What I used to think would happen after the death of a loved one was a kind of overpass collapse, a folding in on oneself. That did happen for a while and still does at unpredictable moments. But what I am beginning to feel, with time, is the opposite. I feel myself opening to new ways of being as the structures of meaning and childhood routines that once guided my life have shattered and fallen into meaninglessness.
The things I worried about before seem small; the things people said that used to upset me have lost their burn. My retail therapy consists of buying things I used to think I'd never wear. My interactions with strangers grow longer and more open; I am continuing to learn how in this life, I'd rather share and give than keep to myself.

Maybe this will be a death blog. But so is life? Life is a death blog. It catalogues death everywhere; once you start seeing it, it's impossible to unsee. Until recently, I didn't really see it. My anxiety as a kid and a young adult was a form of denial, an attempt to think my way out of death and anticipate it so I'd be more ready. I now do not believe ready ever comes.
If I can say I'm grateful for anything about the last month, it is for what I've learned about the universality of pain. Yesterday, I received an amber alert on my phone about a missing person, and I felt everything all over again, the stomach drop and the ripping pain of disappearance, mind jumping to all the worst case scenarios.
Even though I don't know this person or their family, I see being able to feel even a fraction of what they feel as a blessing.

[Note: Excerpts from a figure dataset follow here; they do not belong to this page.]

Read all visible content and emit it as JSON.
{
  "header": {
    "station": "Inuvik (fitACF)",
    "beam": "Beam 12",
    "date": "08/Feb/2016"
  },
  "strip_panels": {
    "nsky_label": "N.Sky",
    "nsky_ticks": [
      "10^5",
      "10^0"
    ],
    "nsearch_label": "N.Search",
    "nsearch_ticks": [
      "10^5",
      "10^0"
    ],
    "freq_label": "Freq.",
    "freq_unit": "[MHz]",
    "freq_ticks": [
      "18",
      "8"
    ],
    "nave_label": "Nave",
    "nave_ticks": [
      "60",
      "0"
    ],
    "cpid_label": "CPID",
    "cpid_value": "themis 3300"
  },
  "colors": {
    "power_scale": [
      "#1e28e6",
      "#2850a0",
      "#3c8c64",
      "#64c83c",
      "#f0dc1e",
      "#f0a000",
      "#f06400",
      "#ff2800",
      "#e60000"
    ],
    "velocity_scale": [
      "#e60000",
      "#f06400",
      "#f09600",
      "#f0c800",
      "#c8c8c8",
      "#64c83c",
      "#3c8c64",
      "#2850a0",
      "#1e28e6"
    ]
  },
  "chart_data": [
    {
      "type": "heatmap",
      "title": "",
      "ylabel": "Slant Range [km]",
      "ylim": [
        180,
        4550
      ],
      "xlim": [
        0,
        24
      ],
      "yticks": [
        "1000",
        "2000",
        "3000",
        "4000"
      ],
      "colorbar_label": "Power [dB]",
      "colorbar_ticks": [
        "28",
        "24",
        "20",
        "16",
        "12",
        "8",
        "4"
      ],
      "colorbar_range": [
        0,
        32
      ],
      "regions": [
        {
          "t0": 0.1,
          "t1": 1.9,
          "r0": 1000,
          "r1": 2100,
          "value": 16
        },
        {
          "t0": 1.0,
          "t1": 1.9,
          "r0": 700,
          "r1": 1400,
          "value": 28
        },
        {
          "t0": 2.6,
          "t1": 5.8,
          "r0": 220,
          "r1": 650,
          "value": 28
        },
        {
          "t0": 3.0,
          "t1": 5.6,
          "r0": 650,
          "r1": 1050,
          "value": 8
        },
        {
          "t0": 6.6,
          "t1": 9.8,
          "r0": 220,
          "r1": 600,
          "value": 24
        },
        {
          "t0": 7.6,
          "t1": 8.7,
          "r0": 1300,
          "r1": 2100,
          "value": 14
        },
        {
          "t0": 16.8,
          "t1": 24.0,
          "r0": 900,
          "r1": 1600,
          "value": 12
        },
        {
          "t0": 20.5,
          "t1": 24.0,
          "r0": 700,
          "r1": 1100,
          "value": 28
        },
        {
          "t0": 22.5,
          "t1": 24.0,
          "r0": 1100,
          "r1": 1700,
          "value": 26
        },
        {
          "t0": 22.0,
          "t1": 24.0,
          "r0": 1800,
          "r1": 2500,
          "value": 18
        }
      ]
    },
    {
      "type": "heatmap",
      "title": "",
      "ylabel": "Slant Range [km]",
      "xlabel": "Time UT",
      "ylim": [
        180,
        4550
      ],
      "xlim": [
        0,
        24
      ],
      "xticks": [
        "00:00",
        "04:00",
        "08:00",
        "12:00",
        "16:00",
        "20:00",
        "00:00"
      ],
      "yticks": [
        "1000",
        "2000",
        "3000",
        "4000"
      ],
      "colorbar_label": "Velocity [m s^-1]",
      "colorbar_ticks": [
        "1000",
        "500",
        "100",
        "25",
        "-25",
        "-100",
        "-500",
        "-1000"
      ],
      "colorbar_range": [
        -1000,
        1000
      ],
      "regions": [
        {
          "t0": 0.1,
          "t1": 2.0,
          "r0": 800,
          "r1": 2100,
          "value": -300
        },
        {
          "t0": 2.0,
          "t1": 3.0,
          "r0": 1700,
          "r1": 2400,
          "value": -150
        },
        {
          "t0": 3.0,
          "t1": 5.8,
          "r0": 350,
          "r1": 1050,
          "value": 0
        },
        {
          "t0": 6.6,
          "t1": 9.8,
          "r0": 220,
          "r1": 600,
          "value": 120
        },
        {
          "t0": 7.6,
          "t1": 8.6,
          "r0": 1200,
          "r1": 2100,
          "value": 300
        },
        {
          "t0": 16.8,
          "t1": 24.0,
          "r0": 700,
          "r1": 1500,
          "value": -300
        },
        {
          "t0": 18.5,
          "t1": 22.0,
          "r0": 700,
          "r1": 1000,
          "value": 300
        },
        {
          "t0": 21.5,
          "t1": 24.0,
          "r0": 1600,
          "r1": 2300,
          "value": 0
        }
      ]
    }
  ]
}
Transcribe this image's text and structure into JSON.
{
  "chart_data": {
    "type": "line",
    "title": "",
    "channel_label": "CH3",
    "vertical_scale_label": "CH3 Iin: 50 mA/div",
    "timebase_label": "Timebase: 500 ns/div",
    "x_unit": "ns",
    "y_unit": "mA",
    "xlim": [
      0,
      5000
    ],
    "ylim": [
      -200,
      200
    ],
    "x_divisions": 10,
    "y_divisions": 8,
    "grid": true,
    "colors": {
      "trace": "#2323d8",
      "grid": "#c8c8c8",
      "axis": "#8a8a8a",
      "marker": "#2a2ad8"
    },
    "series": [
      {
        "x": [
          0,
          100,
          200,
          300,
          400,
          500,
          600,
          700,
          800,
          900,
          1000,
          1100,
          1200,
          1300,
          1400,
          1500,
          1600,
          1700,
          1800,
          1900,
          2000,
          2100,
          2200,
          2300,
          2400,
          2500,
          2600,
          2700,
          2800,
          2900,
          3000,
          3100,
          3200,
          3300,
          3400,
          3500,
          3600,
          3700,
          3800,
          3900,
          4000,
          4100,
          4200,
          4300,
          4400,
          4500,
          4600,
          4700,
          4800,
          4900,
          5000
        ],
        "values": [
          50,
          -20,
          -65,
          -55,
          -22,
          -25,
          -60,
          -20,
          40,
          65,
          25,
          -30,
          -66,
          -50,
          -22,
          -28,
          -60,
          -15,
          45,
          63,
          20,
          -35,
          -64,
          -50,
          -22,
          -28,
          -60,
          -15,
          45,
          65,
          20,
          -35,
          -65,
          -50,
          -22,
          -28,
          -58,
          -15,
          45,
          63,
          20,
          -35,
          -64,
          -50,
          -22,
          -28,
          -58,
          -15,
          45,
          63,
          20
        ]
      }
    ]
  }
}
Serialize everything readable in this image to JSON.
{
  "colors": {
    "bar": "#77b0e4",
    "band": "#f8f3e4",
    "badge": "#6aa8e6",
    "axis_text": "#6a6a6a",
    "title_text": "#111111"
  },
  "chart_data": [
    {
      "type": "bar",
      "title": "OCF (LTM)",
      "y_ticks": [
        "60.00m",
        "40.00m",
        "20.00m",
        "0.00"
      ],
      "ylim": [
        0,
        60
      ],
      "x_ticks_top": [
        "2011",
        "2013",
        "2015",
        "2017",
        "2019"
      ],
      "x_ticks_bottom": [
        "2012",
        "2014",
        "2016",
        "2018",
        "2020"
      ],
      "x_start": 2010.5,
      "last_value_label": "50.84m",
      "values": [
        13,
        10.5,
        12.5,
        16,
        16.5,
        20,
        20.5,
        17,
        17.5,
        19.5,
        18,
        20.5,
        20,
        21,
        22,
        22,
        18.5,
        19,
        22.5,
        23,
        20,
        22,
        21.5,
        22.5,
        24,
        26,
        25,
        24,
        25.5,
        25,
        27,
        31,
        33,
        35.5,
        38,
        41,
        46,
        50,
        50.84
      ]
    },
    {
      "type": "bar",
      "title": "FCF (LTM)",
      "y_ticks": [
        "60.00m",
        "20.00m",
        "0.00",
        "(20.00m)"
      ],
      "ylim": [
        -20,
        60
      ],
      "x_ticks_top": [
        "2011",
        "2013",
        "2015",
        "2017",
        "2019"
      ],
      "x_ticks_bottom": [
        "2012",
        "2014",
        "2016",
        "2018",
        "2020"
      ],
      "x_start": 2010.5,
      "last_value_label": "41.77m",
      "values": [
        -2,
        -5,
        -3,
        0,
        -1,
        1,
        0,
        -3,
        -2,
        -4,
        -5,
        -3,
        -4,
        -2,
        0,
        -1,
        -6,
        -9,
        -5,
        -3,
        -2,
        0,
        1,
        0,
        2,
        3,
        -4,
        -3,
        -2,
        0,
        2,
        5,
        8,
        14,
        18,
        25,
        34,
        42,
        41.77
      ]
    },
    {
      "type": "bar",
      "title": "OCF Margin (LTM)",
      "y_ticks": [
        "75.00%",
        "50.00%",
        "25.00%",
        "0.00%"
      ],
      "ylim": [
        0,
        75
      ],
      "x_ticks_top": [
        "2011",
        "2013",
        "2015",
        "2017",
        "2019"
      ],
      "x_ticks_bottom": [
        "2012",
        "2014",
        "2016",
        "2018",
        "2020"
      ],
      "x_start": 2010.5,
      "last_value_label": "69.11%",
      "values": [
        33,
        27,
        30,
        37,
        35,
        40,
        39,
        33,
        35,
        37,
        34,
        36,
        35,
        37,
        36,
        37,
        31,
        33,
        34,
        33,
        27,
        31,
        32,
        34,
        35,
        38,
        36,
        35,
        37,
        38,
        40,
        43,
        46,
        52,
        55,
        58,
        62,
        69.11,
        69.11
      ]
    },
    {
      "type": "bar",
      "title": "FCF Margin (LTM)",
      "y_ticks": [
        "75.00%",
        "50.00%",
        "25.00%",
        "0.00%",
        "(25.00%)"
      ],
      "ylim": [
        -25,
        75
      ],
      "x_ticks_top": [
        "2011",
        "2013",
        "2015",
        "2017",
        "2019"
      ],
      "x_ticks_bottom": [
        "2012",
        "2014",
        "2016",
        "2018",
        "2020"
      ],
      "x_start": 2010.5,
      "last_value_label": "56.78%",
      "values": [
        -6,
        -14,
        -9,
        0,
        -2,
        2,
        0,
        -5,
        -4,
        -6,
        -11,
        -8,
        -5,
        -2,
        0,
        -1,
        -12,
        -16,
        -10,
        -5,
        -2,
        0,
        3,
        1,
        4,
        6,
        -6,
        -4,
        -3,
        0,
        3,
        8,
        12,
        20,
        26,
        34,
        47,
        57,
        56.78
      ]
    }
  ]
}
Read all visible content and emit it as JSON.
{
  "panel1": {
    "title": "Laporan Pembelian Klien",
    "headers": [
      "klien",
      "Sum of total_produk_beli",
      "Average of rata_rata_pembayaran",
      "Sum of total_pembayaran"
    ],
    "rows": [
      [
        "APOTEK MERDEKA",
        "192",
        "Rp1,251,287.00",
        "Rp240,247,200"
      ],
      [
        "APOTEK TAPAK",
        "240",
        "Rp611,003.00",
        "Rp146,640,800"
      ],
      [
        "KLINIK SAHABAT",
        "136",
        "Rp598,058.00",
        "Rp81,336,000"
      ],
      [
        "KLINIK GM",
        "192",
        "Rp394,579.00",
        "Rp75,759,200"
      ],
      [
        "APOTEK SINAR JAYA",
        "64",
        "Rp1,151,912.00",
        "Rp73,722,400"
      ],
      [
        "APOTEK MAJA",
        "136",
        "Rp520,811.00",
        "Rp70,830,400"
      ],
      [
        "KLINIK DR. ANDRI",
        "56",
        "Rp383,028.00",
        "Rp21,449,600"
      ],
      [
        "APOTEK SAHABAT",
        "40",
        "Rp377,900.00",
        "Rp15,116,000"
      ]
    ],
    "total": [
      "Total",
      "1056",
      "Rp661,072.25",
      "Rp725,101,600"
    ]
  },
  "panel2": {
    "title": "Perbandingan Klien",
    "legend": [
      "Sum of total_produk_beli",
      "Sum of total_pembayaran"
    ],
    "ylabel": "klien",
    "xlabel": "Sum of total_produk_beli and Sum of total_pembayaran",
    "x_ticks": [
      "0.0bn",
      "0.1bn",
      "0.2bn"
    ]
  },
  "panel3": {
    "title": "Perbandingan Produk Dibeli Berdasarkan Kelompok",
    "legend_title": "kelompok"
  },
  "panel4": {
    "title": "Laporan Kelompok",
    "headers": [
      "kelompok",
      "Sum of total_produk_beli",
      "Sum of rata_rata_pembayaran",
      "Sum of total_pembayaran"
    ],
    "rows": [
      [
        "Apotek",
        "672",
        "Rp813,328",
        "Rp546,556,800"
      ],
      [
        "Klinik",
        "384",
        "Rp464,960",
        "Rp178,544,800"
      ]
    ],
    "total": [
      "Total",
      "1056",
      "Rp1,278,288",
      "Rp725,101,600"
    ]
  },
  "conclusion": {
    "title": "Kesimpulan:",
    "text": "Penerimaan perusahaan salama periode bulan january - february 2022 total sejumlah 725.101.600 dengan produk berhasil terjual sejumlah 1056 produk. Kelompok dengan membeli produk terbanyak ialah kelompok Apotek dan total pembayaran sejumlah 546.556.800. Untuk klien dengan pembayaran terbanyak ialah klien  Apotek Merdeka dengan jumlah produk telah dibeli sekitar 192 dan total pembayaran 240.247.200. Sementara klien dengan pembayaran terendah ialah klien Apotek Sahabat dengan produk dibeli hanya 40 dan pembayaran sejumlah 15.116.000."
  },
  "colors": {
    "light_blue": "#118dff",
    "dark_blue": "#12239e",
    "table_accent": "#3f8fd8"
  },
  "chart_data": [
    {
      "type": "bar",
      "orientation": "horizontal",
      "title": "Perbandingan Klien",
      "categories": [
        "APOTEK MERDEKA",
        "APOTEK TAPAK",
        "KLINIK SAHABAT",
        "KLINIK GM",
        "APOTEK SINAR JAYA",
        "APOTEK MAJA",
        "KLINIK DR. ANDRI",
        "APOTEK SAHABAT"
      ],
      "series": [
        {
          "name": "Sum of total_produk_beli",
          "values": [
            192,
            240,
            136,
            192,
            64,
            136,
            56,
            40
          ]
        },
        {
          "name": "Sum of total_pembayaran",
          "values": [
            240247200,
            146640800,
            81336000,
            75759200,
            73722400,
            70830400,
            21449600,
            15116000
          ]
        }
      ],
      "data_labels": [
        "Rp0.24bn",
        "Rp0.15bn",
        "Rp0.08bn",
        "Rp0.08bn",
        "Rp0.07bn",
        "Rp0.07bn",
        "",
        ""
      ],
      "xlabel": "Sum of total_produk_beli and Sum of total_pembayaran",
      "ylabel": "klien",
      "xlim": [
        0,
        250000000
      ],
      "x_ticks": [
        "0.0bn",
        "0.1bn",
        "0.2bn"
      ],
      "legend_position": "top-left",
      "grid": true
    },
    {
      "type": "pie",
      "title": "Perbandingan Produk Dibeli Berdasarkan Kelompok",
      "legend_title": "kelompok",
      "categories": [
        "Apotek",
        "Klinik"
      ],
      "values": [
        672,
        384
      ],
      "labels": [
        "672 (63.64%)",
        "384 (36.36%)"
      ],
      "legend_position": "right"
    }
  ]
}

I aspire to have this help me engage with the pain of others more directly and less fearfully, instead of distancing myself from it through the pointless spirals in my head about when it might happen to me.
Pain devastates. But it also transforms. My childhood fears look sillier than ever now. Not because the fears are invalid or irrational, but because fear and worry do nothing to prevent loss. Tuning in to the universality of loss to connect with and relate to others is a skill that Buddhism teaches—a skill that was impossible to truly cultivate while spending so much mental energy casting spells at bedtime to protect myself.